Hypertension in Pregnancy Flashcards
What is the most common cause of Iatrogenic prematurity?
Pre-eclampsia
Increase or Decrease during Pregnancy?
- Plasma Volume, CO, SV, HR, PVR?
All increase apart from PVR which decreases
What are the definitions of Hypertension in Pregnancy?
≥140/90 mmHg on 2 occasions , 4 hrs apart.
> 160/110 mmHg once.
What are the different types of Hypertension occurring in Pregnancy?
Pre-existing / chronic Hypertension.
- Essential
- Secondary
Gestational Hypertension
Pre-eclampsia (PET)
When do the different types of Hypertension occur in Pregnancy?
Chronic hypertension more likely in early pregnancy.
GH / PET are diseases of second half of pregnancy.
What secondary causes of chronic hypertension should be considered?
Renal / Cardiac, Cushing’s, Conn’s, Phaeochromocytoma.
What are some of the risks of having Chronic Hypertension in Pregnancy?
PET (x 2 risk), Fetal growth Restriction (FGR) and Abruption.
What can be done to mitigate effects of Chronic Hypertension in early pregnancy?
Discuss alternatives to ACEi / ARB / Thiazide diuretics. Stop within 2 days.
How fast should GH resolve after delivery?
Within 6 weeks
What features of Pre-eclampsia does GH share.
No features (nausea, seizures or proteinuria), Better outcomes.
What percentage of GH progress to pre-eclampsia?
25% progress to PET - it depends on the gestation.

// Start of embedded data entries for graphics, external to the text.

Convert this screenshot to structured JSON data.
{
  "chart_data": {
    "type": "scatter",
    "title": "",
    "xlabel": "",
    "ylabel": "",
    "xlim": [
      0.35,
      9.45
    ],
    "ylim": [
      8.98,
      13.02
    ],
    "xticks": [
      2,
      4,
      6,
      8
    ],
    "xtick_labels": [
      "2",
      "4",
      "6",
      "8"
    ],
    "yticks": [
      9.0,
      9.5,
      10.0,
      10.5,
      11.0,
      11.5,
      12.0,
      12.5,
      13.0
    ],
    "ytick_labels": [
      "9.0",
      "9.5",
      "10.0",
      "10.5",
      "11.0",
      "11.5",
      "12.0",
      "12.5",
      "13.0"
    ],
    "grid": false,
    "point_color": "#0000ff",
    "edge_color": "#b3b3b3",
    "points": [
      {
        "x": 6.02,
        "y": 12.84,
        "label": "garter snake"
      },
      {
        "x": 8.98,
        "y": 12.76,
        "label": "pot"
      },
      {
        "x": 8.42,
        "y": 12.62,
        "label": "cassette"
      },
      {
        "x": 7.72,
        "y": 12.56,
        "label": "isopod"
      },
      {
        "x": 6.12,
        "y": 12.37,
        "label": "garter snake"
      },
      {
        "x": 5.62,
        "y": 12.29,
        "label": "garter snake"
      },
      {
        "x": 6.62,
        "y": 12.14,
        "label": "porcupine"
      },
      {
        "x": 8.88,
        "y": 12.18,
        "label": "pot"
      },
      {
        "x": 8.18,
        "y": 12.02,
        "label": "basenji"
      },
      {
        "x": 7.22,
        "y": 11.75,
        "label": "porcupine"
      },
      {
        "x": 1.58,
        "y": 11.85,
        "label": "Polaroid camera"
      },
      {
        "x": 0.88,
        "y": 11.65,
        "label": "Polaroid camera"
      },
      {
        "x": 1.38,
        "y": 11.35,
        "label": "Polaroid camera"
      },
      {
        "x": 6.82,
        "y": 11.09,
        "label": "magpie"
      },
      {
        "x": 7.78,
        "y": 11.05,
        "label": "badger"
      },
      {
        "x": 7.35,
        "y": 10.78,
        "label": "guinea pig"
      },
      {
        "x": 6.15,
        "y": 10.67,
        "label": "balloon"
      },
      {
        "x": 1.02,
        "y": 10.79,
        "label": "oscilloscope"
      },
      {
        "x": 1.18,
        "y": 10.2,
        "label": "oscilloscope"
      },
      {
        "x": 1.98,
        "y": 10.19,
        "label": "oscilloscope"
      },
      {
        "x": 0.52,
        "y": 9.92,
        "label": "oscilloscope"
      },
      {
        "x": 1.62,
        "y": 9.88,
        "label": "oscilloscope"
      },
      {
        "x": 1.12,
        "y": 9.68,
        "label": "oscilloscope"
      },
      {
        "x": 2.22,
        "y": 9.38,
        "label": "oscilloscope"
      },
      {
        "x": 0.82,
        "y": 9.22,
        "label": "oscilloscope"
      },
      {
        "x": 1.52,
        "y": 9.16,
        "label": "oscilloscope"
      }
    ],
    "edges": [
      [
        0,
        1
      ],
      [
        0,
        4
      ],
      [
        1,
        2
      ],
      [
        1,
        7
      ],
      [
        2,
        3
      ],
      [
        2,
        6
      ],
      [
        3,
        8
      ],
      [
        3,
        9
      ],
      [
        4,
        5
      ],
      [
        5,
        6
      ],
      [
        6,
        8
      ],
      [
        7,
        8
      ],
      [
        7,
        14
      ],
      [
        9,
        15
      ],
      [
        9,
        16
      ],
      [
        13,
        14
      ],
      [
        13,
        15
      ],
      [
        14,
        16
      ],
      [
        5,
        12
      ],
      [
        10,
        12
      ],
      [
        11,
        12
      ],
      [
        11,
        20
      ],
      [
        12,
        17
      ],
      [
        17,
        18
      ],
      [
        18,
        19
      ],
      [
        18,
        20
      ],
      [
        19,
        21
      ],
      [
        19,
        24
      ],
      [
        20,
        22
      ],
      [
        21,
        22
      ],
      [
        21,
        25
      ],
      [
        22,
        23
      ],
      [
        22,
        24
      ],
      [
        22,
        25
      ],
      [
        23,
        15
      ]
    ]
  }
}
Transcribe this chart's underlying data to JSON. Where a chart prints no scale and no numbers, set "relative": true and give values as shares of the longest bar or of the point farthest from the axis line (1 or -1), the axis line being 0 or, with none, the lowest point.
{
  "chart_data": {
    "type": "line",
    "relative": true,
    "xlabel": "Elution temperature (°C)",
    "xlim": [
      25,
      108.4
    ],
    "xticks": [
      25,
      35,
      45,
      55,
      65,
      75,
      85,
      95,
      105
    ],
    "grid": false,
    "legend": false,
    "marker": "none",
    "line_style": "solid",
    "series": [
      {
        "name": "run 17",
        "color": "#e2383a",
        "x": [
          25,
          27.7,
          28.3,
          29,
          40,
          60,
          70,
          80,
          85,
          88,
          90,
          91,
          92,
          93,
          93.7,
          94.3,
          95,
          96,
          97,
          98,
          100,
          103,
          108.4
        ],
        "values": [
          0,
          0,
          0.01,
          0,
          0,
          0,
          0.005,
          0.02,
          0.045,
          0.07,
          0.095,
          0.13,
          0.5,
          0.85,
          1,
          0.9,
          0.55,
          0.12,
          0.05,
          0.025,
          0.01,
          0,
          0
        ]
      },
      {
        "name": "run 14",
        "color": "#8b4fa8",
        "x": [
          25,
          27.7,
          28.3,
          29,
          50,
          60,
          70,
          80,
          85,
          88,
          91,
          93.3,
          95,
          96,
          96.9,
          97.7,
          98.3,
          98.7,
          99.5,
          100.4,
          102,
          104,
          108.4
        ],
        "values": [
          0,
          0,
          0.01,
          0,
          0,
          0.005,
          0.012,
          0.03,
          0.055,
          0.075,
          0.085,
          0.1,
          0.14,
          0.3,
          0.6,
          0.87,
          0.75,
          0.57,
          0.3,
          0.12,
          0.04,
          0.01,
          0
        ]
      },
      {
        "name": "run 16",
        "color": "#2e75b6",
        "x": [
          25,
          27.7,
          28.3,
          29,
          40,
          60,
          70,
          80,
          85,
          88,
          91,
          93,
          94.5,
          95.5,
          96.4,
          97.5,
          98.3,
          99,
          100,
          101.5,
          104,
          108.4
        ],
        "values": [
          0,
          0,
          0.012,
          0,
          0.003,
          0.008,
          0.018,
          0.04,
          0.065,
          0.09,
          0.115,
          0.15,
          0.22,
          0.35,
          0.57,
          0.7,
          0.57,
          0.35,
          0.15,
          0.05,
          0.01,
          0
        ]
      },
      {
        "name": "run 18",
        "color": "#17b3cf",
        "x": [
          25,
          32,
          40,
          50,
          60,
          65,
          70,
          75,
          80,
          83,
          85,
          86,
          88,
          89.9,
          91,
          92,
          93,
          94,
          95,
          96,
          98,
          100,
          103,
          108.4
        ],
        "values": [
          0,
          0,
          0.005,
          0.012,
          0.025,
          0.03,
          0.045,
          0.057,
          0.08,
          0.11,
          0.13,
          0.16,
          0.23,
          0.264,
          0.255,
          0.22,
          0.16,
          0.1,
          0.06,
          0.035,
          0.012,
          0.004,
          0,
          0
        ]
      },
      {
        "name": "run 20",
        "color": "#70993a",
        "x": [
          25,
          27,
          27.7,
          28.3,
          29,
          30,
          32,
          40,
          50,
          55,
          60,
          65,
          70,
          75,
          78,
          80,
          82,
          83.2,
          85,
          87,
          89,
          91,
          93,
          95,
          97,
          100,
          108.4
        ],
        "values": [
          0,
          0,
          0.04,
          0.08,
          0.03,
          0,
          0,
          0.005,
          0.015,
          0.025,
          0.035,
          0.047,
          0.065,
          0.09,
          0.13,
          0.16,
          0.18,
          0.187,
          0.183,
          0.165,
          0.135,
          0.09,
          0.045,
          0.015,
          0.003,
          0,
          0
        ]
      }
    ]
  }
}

How is GH and Chronic Hypertension managed at birth and Postnatally?
Birth usually >37wks (unless poorly controlled hypertension).
Monitor mothers BP daily after birth.
Target BP <140/90 mmHg.
Stop Methyl Dopa within 2 days.
Continue antihypertensives with review 2 wks post natal and 6-8 wks.

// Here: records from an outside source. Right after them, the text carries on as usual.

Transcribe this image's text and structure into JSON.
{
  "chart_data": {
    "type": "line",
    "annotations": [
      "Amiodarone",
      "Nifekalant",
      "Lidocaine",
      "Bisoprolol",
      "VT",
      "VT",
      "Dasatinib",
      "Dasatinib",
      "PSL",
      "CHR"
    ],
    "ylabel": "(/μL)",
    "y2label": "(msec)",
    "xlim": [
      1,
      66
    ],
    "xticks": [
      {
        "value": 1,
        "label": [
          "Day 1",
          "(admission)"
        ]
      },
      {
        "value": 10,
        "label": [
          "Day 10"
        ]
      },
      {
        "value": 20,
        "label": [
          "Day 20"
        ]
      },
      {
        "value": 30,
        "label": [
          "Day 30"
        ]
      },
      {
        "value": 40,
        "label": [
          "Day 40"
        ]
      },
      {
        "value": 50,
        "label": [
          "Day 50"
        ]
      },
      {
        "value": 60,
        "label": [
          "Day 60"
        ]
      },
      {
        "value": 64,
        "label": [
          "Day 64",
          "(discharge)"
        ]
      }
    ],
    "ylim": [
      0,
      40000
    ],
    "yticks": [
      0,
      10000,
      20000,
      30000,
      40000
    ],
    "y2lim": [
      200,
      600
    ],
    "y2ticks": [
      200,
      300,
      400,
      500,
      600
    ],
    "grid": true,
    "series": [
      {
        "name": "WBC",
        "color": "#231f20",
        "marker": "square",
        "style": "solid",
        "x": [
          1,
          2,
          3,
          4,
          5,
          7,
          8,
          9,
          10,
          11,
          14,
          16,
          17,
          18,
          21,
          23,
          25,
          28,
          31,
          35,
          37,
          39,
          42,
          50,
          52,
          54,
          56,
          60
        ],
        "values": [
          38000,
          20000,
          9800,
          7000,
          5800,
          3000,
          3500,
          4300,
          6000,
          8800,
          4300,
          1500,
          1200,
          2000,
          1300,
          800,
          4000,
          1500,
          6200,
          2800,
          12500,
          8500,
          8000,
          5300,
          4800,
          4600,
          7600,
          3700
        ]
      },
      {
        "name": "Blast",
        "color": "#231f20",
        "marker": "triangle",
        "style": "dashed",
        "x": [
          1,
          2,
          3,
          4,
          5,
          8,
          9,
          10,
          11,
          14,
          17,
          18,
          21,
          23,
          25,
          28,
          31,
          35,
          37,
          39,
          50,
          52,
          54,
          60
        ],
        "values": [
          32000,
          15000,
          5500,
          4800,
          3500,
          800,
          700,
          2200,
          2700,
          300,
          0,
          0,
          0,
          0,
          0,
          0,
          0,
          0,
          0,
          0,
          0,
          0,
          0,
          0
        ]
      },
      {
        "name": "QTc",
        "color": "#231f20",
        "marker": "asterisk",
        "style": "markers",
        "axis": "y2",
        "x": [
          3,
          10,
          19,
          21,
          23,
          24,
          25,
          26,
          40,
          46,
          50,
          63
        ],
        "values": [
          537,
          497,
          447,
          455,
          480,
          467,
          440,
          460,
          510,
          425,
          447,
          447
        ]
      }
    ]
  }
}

What is the Definition of Pre-eclampsia?
A Pregnancy-Specific multi-system disorder with unpredictable, variable and widespread manifestations.

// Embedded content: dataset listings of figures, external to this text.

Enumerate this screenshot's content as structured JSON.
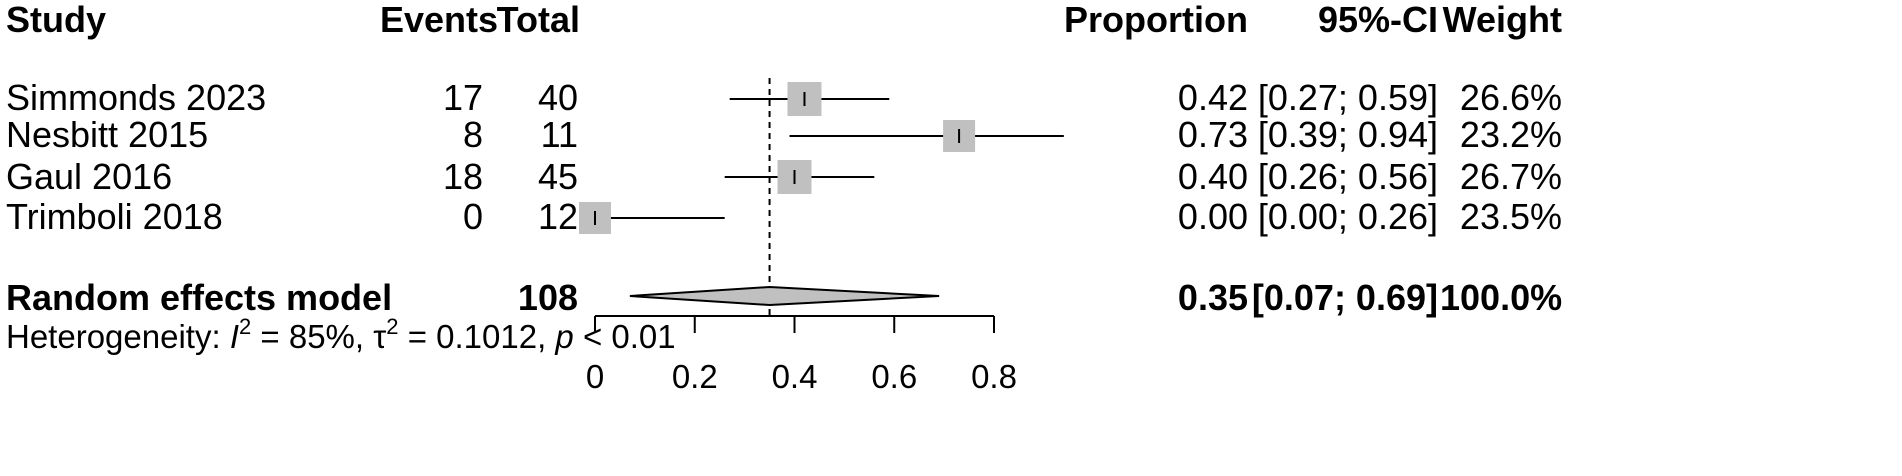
{
  "headers": {
    "study": "Study",
    "events": "Events",
    "total": "Total",
    "proportion": "Proportion",
    "ci": "95%-CI",
    "weight": "Weight"
  },
  "colors": {
    "box": "#c0c0c0",
    "line": "#000000",
    "diamond_fill": "#c0c0c0"
  },
  "chart_data": {
    "type": "forest",
    "axis": {
      "ticks": [
        "0",
        "0.2",
        "0.4",
        "0.6",
        "0.8"
      ],
      "range": [
        0,
        0.8
      ]
    },
    "reference_line": 0.35,
    "studies": [
      {
        "study": "Simmonds 2023",
        "events": "17",
        "total": "40",
        "proportion": 0.42,
        "lower": 0.27,
        "upper": 0.59,
        "prop_text": "0.42",
        "ci_text": "[0.27; 0.59]",
        "weight_text": "26.6%"
      },
      {
        "study": "Nesbitt 2015",
        "events": "8",
        "total": "11",
        "proportion": 0.73,
        "lower": 0.39,
        "upper": 0.94,
        "prop_text": "0.73",
        "ci_text": "[0.39; 0.94]",
        "weight_text": "23.2%"
      },
      {
        "study": "Gaul 2016",
        "events": "18",
        "total": "45",
        "proportion": 0.4,
        "lower": 0.26,
        "upper": 0.56,
        "prop_text": "0.40",
        "ci_text": "[0.26; 0.56]",
        "weight_text": "26.7%"
      },
      {
        "study": "Trimboli 2018",
        "events": "0",
        "total": "12",
        "proportion": 0.0,
        "lower": 0.0,
        "upper": 0.26,
        "prop_text": "0.00",
        "ci_text": "[0.00; 0.26]",
        "weight_text": "23.5%"
      }
    ],
    "summary": {
      "label": "Random effects model",
      "total": "108",
      "estimate": 0.35,
      "lower": 0.07,
      "upper": 0.69,
      "prop_text": "0.35",
      "ci_text": "[0.07; 0.69]",
      "weight_text": "100.0%"
    },
    "heterogeneity": {
      "prefix": "Heterogeneity: ",
      "i2_symbol": "I",
      "i2_rest": " = 85%, ",
      "tau_symbol": "τ",
      "tau_rest": " = 0.1012, ",
      "p_symbol": "p",
      "p_rest": " < 0.01",
      "sup": "2"
    }
  }
}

What happens in Pre-eclampsia?
Diffuse vascular endothelial dysfunction causing widespread circulatory disturbance.
Pre-eclampsia until proven otherwise?
Pre-eclampsia is the onset of New Hypertension after 20 wks with significant proteinuria (UPCR >30mg/mmol)
- Presents with Oedema too.
What is the Classification of Early PET?
<34 weeks.
- Uncommon
- Assoc w extensive villous and vascular lesions of the placenta.
- Higher risk of foetal and maternal complications than late PET.
What is the Classification of Late PET?
≥ 34 weeks,
- Majority of cases (88%)
- Minimal Placental lesions.
- Maternal factors (e.g. metabolic syndrome) have important roles.
- Most cases of eclampsia and maternal death occur in late disease.
What is the Pathogenesis of PET?
An injured placenta releases factors into the maternal circulation that induce PET.
R.Factors for an Injured Placenta include Genetic and Environmental components which create conditions leading to defective deep placentation.
Severity of PET
The Severity and timing of the anti-angiogenic state, as well as maternal susceptibility, might determine the clinical presentation of pre-eclampsia.
What is the overall pathogenesis of PET in stages?
Genetic / Environmental Predisposition.
Stage 1 - Abnormal Placental perfusion (placental ischaemia)
Stage 2 - Maternal Syndrome.
- An anti-angiogenic sate assoc. w endothelial dysfunction.
How does endothelial Dysfunction occur in PET?
Abnormal placentation and trophoblast invasion > Failure of normal vascular remodelling.
Spiral arteries fail to adapt (become high capacity + Low resistance vessels) > Placental Ischaemia > Widespread endothelial damage.
What does PET do to the Hepatic System?
- Epigastric / RUQ pain.
- Abnormal Liver enzymes, (- ALT > 150 assoc with increased morbidity)
- Hepatic capsule Rupture.
- HELLP syndrome.
What is HELLP syndrome?
Haemolysis, Elevated Liver enzymes, Low Platelets.
(High Morbidity / Mortality)
What are the Symptoms assoc with PET?
Headache, Visual Disturbance, Epigastric/RUQ pain, Nausea and Vomiting, Rapidly progressive oedema.
Considerable variation in timing, progression and order of symptoms.